作品集は左のブックマークから入って下さい。日記には小説、俳句、映画、舞台、読書、など…。そして、枕草子。

物語のかけら⑩

2006-07-09 08:44:40 | 創作日記
フロアーの左端は緩やかにカーブを描き二階の廊下中央へ続く階段になっていた。部屋のノブが少し見えた。
優が名付けた「時の秤」はフロアーの中央に静止していた。どんな仕掛けなのだろう?フロアーの右端は書架になっており、時間に関する本が並んでいた。「時間泥棒」「果てしない流れの果てに」「時の旅人」「時の終わり」
正面にはささやかな二つの展示品と座り心地の良さそうなゆったりとした椅子があった。
展示品は左側に時計。
柱時計。ニュールンベルヒの卵、水時計の想像図。小さな日時計。
右側に小さな石。「トスカナ石・あばら屋石・風景大理石(澁澤龍彦)」の立て札。
「どうぞ、手にとってご覧下さい」と手書きで添えてある。
「すべすべした灰色の表面に、濃淡のある茶褐色の模様がついていて、その模様が廃墟、塔やピラミッドのある崩れ去った都市のように見えるのだ。トスカナ地方、特にフィレンツェ付近の地層から出る大理石の一種で…。

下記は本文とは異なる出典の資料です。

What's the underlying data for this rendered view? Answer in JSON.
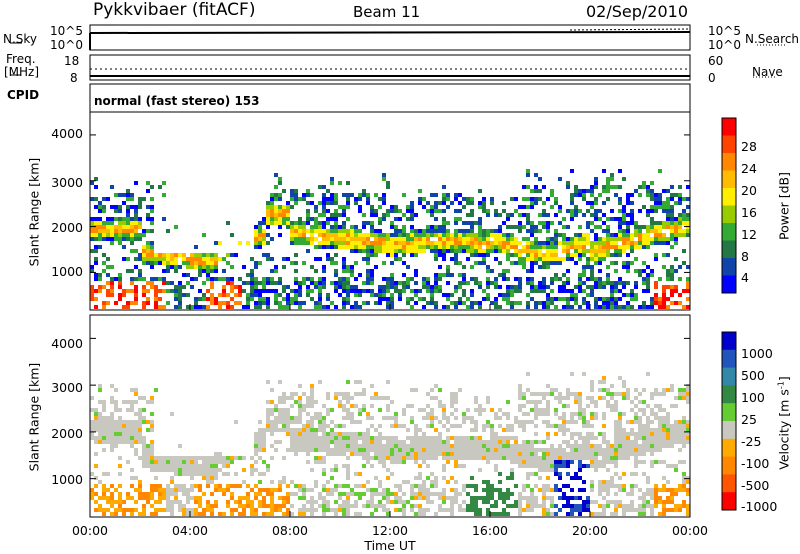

小さな楕円形の石の表面に現れた斑文は、一つとして同じものがなく、千差万別の複雑な形状を示しているのだが、そのいずれもが廃墟を思わせて、塔だの、城砦だの、鐘楼だの、あるいはオべリスクだのを、灰色の地の上に鮮やかに浮かび上がらせているのである」~澁澤龍彦「マルジナリア」より

優は澁澤龍彦を知らない。本など読んだことがなかった。だが、この小さな石に惹かれた。
優はいくつかを手に取ってみた。塔にも城にも見えなかったが、手触りがなぜか懐かしかった。
優はその中の一つをそっとポケットに落とした。